When he is not putting in time as Chief Technical Officer of a startup or working through junior year of a computer science degree, you can find Eric Solender volunteering his weekends at Children’s National Medical Center in D.C. In 2013, he was on the other side of the clipboard. “I almost died from a concussion when I was in middle school, and I got treated there for it … it makes me feel good to take the experience I had and make it better for other kids,” Solender shares.
After that year-long medical crisis forced him to drop out of sports, his focus shifted to programming. The trauma seeded the idea for his first of several community-focused tech inventions and in high school, he configured a hands-free concussion test using the Microsoft Kinect gaming system. This caught the attention of not only national news media outlets such as NBC and USA Today, but also of UMBC President Freeman Hrabowski.
“Dr. Hrabowski has been mentoring me since I was a freshman … whenever I leave [his] office, I feel inspired,” Solender says. Solender now meets with the UMBC President on a semi-regular basis, updating him on things like his school success, his pet projects and more recently his startup company, MindStand Technologies.
An established humanitarian himself, Dr. Hrabowski likewise has nothing but positive regard for this up-and-comer. “Eric has focused on one of the critical challenges in our society right now — bullying — and has taken the possibilities of solutions to the next level,” says Hrabowski. “I am very impressed.”

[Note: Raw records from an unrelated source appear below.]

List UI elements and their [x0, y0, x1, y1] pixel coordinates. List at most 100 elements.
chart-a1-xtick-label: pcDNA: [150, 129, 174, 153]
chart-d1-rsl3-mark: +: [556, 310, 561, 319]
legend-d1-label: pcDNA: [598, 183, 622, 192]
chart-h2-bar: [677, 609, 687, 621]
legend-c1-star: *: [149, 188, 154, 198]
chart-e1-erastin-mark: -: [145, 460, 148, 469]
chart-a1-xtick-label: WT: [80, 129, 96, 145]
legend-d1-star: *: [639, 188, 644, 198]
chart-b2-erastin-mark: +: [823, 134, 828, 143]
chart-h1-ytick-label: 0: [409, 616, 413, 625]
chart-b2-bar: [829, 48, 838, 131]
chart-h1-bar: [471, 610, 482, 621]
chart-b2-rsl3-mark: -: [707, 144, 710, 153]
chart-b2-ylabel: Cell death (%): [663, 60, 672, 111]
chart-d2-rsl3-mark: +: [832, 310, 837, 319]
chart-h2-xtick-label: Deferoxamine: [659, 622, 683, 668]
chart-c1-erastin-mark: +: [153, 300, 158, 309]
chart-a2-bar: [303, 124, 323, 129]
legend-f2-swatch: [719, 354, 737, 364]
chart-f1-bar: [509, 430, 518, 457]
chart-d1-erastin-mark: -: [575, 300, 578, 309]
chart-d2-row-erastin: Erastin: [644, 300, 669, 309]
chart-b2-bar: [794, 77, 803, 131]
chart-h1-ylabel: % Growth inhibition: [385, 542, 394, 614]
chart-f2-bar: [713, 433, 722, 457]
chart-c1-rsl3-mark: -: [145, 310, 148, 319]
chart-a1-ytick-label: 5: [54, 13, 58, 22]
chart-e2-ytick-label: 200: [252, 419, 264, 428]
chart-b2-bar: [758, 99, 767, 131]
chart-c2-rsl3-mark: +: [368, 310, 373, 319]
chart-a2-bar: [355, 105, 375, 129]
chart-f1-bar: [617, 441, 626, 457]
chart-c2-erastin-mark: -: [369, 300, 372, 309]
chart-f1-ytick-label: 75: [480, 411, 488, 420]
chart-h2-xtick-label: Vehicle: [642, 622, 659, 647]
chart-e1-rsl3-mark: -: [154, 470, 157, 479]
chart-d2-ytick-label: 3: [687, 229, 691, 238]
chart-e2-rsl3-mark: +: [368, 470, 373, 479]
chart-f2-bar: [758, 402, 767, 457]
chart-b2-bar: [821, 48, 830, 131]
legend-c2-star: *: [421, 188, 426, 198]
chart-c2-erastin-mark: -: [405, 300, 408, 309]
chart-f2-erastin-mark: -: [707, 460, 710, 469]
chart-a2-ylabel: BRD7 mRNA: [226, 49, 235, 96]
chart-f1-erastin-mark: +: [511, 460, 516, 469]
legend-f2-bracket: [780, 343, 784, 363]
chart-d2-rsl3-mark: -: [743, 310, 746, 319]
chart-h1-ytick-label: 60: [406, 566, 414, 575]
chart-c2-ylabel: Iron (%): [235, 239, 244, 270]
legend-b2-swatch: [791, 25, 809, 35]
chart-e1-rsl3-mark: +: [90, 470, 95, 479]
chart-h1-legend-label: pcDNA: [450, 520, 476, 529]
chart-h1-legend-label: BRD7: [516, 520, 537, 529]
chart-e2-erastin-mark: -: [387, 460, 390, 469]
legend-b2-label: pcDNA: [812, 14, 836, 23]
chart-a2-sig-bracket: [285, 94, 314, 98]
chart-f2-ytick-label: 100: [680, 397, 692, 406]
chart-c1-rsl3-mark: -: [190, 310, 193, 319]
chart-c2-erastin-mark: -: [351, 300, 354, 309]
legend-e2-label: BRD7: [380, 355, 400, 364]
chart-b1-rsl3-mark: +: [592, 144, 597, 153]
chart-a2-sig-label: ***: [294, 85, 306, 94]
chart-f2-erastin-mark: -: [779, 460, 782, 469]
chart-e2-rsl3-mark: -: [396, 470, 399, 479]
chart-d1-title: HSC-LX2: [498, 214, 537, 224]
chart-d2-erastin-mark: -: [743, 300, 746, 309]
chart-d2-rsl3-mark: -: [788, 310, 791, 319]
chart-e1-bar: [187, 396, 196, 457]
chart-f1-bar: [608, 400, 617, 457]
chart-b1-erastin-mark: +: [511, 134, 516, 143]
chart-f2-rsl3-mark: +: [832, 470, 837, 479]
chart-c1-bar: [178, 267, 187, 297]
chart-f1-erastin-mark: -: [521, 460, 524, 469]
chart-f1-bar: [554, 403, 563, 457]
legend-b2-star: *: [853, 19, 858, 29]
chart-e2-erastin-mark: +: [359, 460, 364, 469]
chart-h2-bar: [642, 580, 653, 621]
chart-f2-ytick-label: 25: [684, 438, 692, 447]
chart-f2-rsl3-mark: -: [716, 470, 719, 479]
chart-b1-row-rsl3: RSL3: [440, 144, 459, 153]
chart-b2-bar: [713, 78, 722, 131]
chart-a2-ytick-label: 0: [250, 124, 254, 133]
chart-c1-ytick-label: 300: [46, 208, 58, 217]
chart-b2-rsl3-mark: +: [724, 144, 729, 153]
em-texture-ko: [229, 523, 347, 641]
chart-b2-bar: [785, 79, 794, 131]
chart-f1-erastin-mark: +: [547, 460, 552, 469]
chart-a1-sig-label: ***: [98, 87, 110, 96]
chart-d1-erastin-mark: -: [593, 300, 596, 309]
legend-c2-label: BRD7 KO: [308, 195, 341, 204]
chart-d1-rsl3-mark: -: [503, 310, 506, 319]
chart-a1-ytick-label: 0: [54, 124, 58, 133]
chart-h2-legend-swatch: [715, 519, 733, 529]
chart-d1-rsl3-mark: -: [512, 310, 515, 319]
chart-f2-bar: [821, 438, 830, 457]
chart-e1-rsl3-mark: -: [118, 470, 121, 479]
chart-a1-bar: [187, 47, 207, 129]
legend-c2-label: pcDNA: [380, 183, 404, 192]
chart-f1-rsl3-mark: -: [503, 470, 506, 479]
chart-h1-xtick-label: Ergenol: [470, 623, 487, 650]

Solender’s business integrates technical abilities with public-spiritedness, using machine learning algorithms to detect online harassment speech. Written in a mix of Python, GoLang and C, the model will be continuously trained on pre-tagged examples to recognize the patterns of how concerning text is written.
He intends to introduce MindStand to larger corporations to start. While possibly helping those organizations get in front of lawsuits, this will also give the model access to bigger data that can fine-tune it for the consumer market, with the eventual goal of providing it as a product for worried parents. The myUMBC website will be its first test.
As UMBC Chief Information Officer Jack Seuss explains, “Occasionally we will have posts on myUMBC where somebody might be trolling, just general bad online behaviors.” They are hoping to utilize MindStand to find these instances and deal with them in real time. “We’re still in the early stages, but we have a development environment in the myUMBC website. I really love the idea of helping students test out their ideas through the university.”
“It’s a really compelling idea,” praises UMBC’s Vice President for Institutional Advancement Greg Simmons, “I’ve known Eric since his first year here, he’s always had an entrepreneurial bent.”
Although not given a title until later, MindStand was initially conceived for BitCamp, a weekend hackathon hosted at the University of Maryland, College Park. “The morning before, I had no idea what I was going to do. I work in a Psych lab, and one of the girls [Pamela Rakhshan] — actually she’s a part of the company now, too — suggested I do something related to mental health,” Solender recounts.
Having had his own difficulties with mental health in the past, this struck a chord with him and lead to the creation of a rudimentary version of the technology that now serves as the basis for the business.
Out of more than 750 attendees, his team of five took second place. “The Microsoft guys there basically said, ‘You’d be stupid if you didn’t do anything with this.’ So here we are.”
Technical details aside, it is just another way Solender is trying to help people. “We stand for the minds of kids, so it’s ‘MindStand’,” Solender continues. “Parents have no idea what’s going on. There’s just so much content out there, it’s impossible for any person to digest it all and determine what is okay and what could be dangerous.”
Like many people, he felt helpless hearing about mass shootings and disturbed by the knowledge that in many cases, indications of a threat were present on social media long before an act of aggression took place. “In a lot of cases, by the time they found it, it was too late,” Solender imparts. He hopes that this product will prevent troubling content from simply getting lost in the shuffle.
Given the subject matter, MindStand Tech is working closely with the on-campus psychology lab team to categorize the training data set and determine how to best respond to anything uncovered. Dr. Schiffman has known Solender since his freshman year at UMBC and for the past year and a half, Solender has handled many of the technical aspects of Schiffman’s studies in the lab.
“Computer science is the way of the future, and it has the potential to affect people’s mental health in really positive ways,” Schiffman attests, and he too has an appreciation for Solender’s skills in the field. Solender insists that without the input of mental health professionals, “we’re just engineers making assumptions.”
Solender wants to stress that while they hope (and expect) that the business will become profitable, money is not the mission. In fact, he estimates that between him and the CEO, junior mechanical engineering major Michael Ogunsanya, they have already shelled out close to $7,000 of their own funds so far to kick things off. “None of us are doing this solely for money. If money comes, great, but this was never about money — it’s about doing something positive,” Solender says.
“I’m troubled by all of the hateful rhetoric that’s in the news and everywhere right now, and I wanted to do something. I feel like I can use my abilities in software engineering to combat that sort of thing,” Solender says. “If we can save one kid’s life, it’ll all be worth it.”